Cisco Jabber では、GIF 形式の連絡先写真のレンダリングを向上させるための変更は適用されません。その結果、GIF 形式の連絡先写真が不正にレンダリングされたり最適な品質にならない場合があります。最適な品質を得るには、連絡先写真として PNG 形式を使用します。


連絡先の写真の寸法


ヒント

連絡先写真の最適な寸法は、アスペクト比 1:1 の 128 x 128 ピクセルです。

Microsoft Outlook でのローカル連絡先写真の最大寸法は 128 X 128 ピクセルです。


次の表に、Cisco Jabber での連絡先写真のさまざまな寸法を示します。

参照先

寸法

音声コール ウィンドウ

128 x 128 ピクセル

次のような招待やリマインダ

  • 着信コール ウィンドウ

  • 会議リマインダ ウィンドウ

64 x 64 ピクセル

次のような連絡先のリスト

  • 連絡先リスト

  • 参加者リスト

  • コール履歴

  • ボイスメール メッセージ

32 x 32 ピクセル

連絡先の写真の調整

Cisco Jabber は次のように連絡先写真を調整します。
  • サイズ変更:ディレクトリ内の連絡先写真が 128 X 128 ピクセル以外のサイズである場合、クライアントによって写真のサイズが自動的に変更されます。たとえば、ディレクトリ内の連絡先写真が 64 x 64 ピクセルであるとします。Cisco Jabber でディレクトリから連絡先写真を取得すると、その写真のサイズが 128 X 128 ピクセルに変更されます。


    ヒント

    連絡先写真のサイズ変更により、最適な解像度が得られない場合があります。このため、クライアントによって連絡先写真のサイズが自動的に変更されないように、128 X 128 ピクセルの連絡先写真を使用してください。
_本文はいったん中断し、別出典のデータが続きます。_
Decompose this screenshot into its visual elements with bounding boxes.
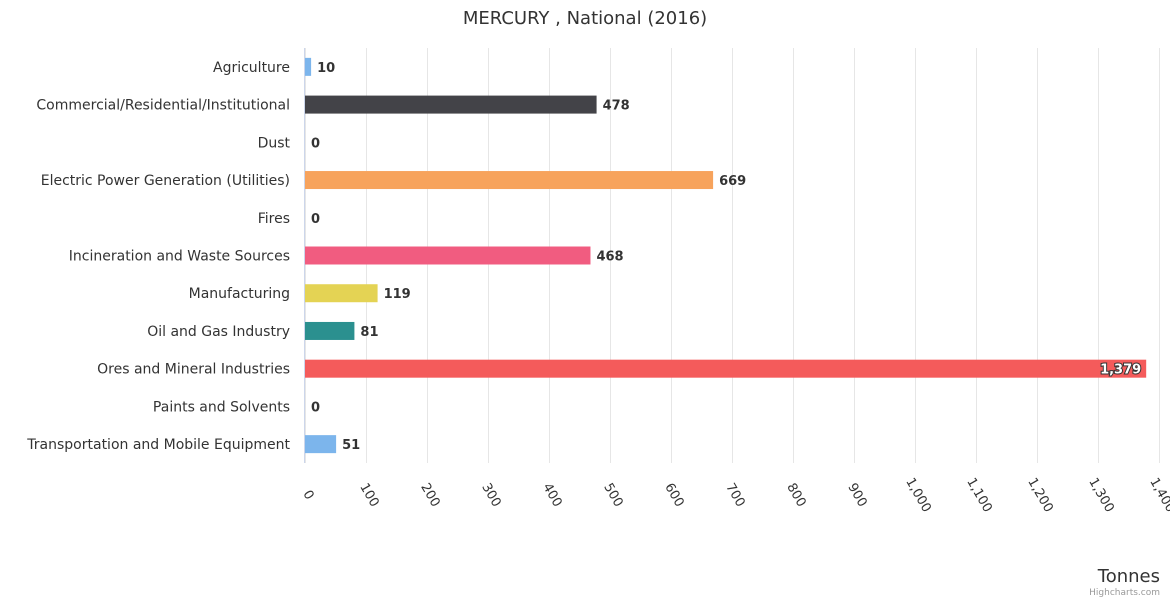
category-label-manufacturing: Manufacturing — [189, 286, 290, 302]
category-label-agriculture: Agriculture — [213, 60, 290, 76]
tick-labels: 0 100 200 300 400 500 600 700 800 900 1,000 1,100 1,… — [299, 475, 1170, 515]
data-label-agriculture: 10 — [317, 61, 335, 76]
credits-link[interactable]: Highcharts.com — [1089, 588, 1160, 598]
x-tick-label-9: 900 — [844, 481, 869, 510]
bar-transportation-and-mobile-equipment[interactable] — [305, 435, 337, 454]
x-tick-label-10: 1,000 — [902, 475, 934, 515]
chart-title: MERCURY , National (2016) — [463, 8, 707, 29]
x-tick-label-3: 300 — [478, 481, 503, 510]
data-label-incineration-and-waste-sources: 468 — [596, 250, 623, 265]
x-tick-label-11: 1,100 — [963, 475, 995, 515]
x-axis-title: Tonnes — [1097, 566, 1160, 587]
category-label-incineration-and-waste-sources: Incineration and Waste Sources — [69, 249, 290, 265]
bar-manufacturing[interactable] — [305, 284, 378, 303]
category-label-paints-and-solvents: Paints and Solvents — [153, 399, 290, 415]
category-labels: Agriculture Commercial/Residential/Instit… — [26, 60, 290, 453]
category-label-oil-and-gas-industry: Oil and Gas Industry — [147, 324, 290, 340]
x-tick-label-13: 1,300 — [1085, 475, 1117, 515]
x-tick-label-4: 400 — [539, 481, 564, 510]
data-label-manufacturing: 119 — [384, 287, 411, 302]
x-tick-label-0: 0 — [299, 488, 316, 503]
x-tick-label-8: 800 — [783, 481, 808, 510]
bar-incineration-and-waste-sources[interactable] — [305, 246, 591, 265]
x-tick-label-12: 1,200 — [1024, 475, 1056, 515]
bar-oil-and-gas-industry[interactable] — [305, 321, 355, 340]
category-label-transportation-and-mobile-equipment: Transportation and Mobile Equipment — [26, 437, 290, 453]
bar-ores-and-mineral-industries[interactable] — [305, 359, 1147, 378]
data-label-transportation-and-mobile-equipment: 51 — [342, 438, 360, 453]
x-tick-label-7: 700 — [722, 481, 747, 510]
x-tick-label-5: 500 — [600, 481, 625, 510]
data-label-fires: 0 — [311, 212, 320, 227]
category-label-dust: Dust — [258, 135, 291, 151]
category-label-ores-and-mineral-industries: Ores and Mineral Industries — [97, 362, 290, 378]
x-tick-label-1: 100 — [356, 481, 381, 510]
bar-electric-power-generation-utilities[interactable] — [305, 171, 714, 190]
bar-agriculture[interactable] — [305, 57, 312, 76]
data-labels: 10 478 0 669 0 468 119 81 1,379 0 51 — [311, 61, 1142, 453]
category-label-electric-power-generation-utilities: Electric Power Generation (Utilities) — [41, 173, 290, 189]
data-label-ores-and-mineral-industries: 1,379 — [1100, 363, 1141, 378]
x-tick-label-6: 600 — [661, 481, 686, 510]
data-label-paints-and-solvents: 0 — [311, 400, 320, 415]
data-label-electric-power-generation-utilities: 669 — [719, 174, 746, 189]
category-label-fires: Fires — [258, 211, 290, 227]
data-label-oil-and-gas-industry: 81 — [360, 325, 378, 340]
data-label-commercial-residential-institutional: 478 — [603, 99, 630, 114]
bar-commercial-residential-institutional[interactable] — [305, 95, 597, 114]
x-tick-label-2: 200 — [417, 481, 442, 510]
data-label-dust: 0 — [311, 136, 320, 151]
x-tick-label-14: 1,400 — [1146, 475, 1170, 515]
category-label-commercial-residential-institutional: Commercial/Residential/Institutional — [36, 98, 290, 114]
bars — [305, 57, 1147, 454]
  • トリミング:Cisco Jabber では、正方形以外の連絡先写真を正方形のアスペクト比(つまり、幅と高さが同じであるアスペクト比 1:1)に自動的にトリミングします。

  • ディレクトリ内の連絡先写真が縦方向である場合、クライアントは上端から 30 %、下端から 70 % をトリミングします。

    たとえば、ディレクトリ内の連絡先写真が幅 100 ピクセル、高さ 200 ピクセルである場合、アスペクト比が 1:1 となるように Cisco Jabber では高さから 100 ピクセルをトリミングする必要があります。この場合、クライアントは写真の上端から 30 ピクセルを、写真の下端から 70 ピクセルをトリミングします。

  • ディレクトリ内の連絡先写真が横方向である場合、クライアントで両方の側から 50 % をトリミングします。

    たとえば、ディレクトリ内の連絡先写真が幅 200 ピクセル、高さ 100 ピクセルである場合、アスペクト比が 1:1 となるように Cisco Jabber では幅から 100 ピクセルをトリミングする必要があります。この場合、クライアントは写真の右側から 50 ピクセルを、写真の左側から 50 ピクセルをトリミングします。